In defence of my fellow two-wheeled bandits, Dublin isn’t a particularly amenable city for cyclists. Certainly, there are cycle lanes, but occasionally only in theory. There’s an adversarial streak in cyclists because there needs to be. Everyone is seeking sovereignty on the road not because of their egos, but because it means safety.

Now, at the risk of sounding like your mum or a teacher, rules are there for a reason. Last year the number of cyclists killed on Irish roads more than doubled (to 12) compared with the numbers from 2013 (five deaths).

How lovely would it be to bring that number to zero? Strange as it sounds, cycling with lights or stopping at traffic lights would go some way towards helping that become a reality.

So far this on-the-spot €40 fine business for cycling infractions appears to be little more than fiction. The laws are certainly a step in the right direction, but they’re not nearly enough to incite real change.

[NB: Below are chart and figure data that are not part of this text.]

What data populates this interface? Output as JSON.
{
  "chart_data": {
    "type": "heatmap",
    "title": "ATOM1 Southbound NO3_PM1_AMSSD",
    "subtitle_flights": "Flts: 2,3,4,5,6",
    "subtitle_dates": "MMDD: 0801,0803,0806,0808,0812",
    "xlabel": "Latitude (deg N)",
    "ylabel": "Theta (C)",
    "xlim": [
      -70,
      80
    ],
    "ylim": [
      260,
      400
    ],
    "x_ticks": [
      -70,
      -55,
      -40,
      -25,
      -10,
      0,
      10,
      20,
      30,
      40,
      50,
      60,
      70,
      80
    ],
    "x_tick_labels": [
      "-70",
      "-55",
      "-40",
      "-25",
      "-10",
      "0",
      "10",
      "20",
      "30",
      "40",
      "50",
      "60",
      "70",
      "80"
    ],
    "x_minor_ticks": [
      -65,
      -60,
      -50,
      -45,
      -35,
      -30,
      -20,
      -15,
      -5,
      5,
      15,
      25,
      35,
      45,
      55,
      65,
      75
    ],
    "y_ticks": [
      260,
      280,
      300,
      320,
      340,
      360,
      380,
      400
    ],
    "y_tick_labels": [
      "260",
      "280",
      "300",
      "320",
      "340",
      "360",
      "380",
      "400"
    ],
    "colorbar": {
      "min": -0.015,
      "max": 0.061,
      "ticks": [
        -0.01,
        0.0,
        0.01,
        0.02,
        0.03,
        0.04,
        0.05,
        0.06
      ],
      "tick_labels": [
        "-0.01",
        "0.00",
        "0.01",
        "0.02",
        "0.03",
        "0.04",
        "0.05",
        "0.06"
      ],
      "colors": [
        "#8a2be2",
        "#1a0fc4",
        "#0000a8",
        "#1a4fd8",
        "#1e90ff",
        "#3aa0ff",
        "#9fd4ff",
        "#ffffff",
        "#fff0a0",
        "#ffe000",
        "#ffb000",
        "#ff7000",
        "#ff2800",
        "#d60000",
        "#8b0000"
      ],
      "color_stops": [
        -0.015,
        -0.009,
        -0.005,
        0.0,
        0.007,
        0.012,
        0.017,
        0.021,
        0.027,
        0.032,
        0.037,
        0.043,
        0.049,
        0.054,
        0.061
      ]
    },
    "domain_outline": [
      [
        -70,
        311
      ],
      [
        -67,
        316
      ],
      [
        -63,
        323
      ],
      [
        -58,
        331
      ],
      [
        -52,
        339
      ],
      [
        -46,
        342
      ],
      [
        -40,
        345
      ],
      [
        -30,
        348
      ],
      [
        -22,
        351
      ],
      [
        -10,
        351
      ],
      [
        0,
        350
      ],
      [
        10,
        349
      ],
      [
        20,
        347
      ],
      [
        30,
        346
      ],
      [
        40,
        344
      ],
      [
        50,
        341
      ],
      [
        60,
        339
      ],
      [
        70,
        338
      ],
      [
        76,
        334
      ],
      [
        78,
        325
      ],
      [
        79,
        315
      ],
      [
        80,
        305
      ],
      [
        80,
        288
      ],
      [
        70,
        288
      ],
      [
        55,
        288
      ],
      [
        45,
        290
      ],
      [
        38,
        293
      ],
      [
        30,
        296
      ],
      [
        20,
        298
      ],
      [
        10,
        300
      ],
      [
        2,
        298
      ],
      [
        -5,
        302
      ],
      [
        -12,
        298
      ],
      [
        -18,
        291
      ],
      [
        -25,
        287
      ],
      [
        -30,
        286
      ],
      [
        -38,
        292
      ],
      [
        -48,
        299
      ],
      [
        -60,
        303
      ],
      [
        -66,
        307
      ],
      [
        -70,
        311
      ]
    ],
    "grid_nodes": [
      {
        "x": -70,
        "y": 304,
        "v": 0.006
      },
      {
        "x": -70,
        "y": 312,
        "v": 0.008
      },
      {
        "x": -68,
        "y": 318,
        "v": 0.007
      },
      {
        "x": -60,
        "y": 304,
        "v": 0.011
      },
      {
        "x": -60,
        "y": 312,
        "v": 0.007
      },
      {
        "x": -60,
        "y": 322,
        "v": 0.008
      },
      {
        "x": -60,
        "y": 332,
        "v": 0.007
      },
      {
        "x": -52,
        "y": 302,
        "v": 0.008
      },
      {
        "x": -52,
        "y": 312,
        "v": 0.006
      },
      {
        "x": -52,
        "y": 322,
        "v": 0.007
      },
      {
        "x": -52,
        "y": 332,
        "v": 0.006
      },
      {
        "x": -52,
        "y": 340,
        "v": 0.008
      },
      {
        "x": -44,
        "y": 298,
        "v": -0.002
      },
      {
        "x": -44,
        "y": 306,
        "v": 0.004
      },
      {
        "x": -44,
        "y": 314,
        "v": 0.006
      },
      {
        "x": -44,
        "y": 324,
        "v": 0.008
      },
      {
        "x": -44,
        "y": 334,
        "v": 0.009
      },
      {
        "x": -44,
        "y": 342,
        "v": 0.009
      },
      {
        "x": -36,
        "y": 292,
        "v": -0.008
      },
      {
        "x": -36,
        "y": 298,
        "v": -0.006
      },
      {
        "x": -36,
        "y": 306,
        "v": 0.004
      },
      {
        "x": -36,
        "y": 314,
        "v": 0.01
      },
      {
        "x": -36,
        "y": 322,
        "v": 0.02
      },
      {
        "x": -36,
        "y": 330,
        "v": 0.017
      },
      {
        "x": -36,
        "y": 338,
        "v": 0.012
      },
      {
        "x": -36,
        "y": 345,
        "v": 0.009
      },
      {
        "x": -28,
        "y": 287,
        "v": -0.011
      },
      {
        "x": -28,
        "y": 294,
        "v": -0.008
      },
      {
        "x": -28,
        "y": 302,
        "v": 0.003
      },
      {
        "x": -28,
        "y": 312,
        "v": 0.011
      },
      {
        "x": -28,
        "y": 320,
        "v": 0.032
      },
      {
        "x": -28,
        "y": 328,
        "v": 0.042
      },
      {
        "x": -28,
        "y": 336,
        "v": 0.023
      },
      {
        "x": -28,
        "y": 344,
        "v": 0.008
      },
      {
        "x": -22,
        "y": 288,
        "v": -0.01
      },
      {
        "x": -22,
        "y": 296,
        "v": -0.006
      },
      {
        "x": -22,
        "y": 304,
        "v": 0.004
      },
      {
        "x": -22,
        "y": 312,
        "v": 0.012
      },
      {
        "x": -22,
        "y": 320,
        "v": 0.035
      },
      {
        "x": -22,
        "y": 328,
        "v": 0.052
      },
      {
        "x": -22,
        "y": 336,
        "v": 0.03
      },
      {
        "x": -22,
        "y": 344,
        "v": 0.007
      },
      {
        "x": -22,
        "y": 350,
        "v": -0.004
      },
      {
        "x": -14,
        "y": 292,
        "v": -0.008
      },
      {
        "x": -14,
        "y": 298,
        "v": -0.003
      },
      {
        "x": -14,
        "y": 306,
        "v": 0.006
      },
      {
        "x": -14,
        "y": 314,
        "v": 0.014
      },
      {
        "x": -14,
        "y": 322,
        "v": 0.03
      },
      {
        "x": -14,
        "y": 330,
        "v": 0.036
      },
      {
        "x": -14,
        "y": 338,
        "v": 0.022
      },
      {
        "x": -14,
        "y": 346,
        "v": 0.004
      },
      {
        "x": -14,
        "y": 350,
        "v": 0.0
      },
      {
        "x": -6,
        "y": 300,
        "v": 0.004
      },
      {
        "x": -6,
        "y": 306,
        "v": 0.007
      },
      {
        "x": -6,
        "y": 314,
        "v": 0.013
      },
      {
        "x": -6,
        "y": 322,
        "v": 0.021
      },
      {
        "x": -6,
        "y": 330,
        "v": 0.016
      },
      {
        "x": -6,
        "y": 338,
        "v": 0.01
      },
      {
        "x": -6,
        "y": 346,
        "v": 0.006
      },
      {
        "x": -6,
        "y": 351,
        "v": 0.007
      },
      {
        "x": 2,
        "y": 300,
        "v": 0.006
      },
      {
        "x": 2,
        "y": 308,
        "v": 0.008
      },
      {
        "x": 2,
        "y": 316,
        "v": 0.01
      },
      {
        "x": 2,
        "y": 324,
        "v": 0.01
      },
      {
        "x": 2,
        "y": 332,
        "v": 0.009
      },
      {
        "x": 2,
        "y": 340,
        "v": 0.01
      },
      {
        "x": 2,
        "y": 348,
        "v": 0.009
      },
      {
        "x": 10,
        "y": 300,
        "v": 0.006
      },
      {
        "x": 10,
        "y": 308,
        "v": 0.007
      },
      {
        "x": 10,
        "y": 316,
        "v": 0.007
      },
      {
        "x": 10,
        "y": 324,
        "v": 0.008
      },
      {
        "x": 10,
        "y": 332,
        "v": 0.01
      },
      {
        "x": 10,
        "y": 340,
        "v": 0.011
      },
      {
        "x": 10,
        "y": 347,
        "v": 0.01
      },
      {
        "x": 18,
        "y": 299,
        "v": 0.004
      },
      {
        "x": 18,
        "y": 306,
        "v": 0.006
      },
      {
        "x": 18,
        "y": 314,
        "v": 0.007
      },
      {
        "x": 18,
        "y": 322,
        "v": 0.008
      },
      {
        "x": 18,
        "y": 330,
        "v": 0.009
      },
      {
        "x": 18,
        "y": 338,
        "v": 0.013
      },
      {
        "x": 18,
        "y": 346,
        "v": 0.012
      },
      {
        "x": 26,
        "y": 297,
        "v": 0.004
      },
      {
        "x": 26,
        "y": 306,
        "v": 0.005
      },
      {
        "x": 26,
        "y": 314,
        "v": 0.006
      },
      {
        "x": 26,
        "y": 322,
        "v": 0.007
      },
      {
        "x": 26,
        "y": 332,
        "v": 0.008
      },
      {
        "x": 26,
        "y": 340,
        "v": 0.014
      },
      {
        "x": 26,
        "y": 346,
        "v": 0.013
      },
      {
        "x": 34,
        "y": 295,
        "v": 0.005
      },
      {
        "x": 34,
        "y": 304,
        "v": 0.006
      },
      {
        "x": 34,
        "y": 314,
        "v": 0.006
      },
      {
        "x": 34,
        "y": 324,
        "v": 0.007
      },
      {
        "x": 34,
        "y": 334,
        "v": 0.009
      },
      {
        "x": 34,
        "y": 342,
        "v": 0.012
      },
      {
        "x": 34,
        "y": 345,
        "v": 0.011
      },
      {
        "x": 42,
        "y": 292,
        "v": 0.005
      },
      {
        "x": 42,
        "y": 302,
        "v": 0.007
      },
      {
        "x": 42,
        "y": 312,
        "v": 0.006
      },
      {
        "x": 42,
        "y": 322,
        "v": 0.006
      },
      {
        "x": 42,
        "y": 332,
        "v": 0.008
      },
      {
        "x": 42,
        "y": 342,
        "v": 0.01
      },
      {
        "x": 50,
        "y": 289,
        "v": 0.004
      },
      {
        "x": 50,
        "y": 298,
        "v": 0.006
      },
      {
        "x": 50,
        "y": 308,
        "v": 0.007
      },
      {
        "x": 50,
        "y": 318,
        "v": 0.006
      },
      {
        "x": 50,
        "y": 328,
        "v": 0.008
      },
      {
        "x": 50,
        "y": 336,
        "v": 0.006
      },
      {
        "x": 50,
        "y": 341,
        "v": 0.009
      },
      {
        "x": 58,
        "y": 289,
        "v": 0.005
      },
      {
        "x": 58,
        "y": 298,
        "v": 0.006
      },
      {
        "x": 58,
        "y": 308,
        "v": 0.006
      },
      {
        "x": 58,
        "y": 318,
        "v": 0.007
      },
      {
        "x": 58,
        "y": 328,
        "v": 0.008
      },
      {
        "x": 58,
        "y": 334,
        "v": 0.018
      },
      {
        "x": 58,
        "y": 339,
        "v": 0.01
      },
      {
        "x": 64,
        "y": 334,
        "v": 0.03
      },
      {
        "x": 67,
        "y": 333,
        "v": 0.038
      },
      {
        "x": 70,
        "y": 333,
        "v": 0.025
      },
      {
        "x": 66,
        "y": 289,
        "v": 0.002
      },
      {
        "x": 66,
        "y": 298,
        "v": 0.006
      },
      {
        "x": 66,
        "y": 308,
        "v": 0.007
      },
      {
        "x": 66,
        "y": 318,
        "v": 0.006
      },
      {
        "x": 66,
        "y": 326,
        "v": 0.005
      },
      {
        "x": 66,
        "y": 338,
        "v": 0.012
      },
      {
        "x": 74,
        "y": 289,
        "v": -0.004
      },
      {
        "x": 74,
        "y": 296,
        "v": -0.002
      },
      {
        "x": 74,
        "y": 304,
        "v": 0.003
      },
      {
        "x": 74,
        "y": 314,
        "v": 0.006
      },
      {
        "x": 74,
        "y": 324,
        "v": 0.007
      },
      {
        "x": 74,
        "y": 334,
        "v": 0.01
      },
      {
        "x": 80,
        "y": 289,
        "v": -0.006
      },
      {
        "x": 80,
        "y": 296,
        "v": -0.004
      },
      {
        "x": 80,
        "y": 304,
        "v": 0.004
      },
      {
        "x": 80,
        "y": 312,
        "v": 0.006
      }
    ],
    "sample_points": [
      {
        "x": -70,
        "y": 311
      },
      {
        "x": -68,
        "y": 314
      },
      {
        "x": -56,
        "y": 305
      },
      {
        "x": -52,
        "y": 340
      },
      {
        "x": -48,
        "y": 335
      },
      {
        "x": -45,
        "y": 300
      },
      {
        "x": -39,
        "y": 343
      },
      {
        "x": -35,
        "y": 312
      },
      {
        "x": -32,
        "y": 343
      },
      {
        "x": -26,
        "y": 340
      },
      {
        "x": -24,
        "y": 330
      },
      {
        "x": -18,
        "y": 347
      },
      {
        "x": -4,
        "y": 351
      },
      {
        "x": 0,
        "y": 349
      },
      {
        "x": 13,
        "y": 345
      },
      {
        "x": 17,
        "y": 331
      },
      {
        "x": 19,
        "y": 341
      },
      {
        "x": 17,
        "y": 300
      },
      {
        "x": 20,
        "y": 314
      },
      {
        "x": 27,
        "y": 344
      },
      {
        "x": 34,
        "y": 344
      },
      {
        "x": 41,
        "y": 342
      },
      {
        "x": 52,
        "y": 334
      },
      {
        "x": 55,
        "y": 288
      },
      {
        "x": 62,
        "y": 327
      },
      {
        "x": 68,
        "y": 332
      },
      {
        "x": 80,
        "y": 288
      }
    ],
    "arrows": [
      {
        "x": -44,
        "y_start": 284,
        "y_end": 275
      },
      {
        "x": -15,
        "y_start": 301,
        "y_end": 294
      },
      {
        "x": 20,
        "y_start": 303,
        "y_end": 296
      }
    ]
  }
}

Ultimately, the city — whether on two feet, two wheels or four — is in a great hurry to get somewhere, and it needn’t be this way. I’ve lost count of the number of cyclists who have whizzed past me at a red light, only to catch up with them moments later.

Similarly, if you as a motorist need to turn left and you’re waiting for a cyclist or pedestrian to do their business, don’t huff and puff as though you’ve lost three seconds of your life that you’ll never get back. Because, ultimately, a more serious encounter with either will slow you down for a lot longer. Possibly for good.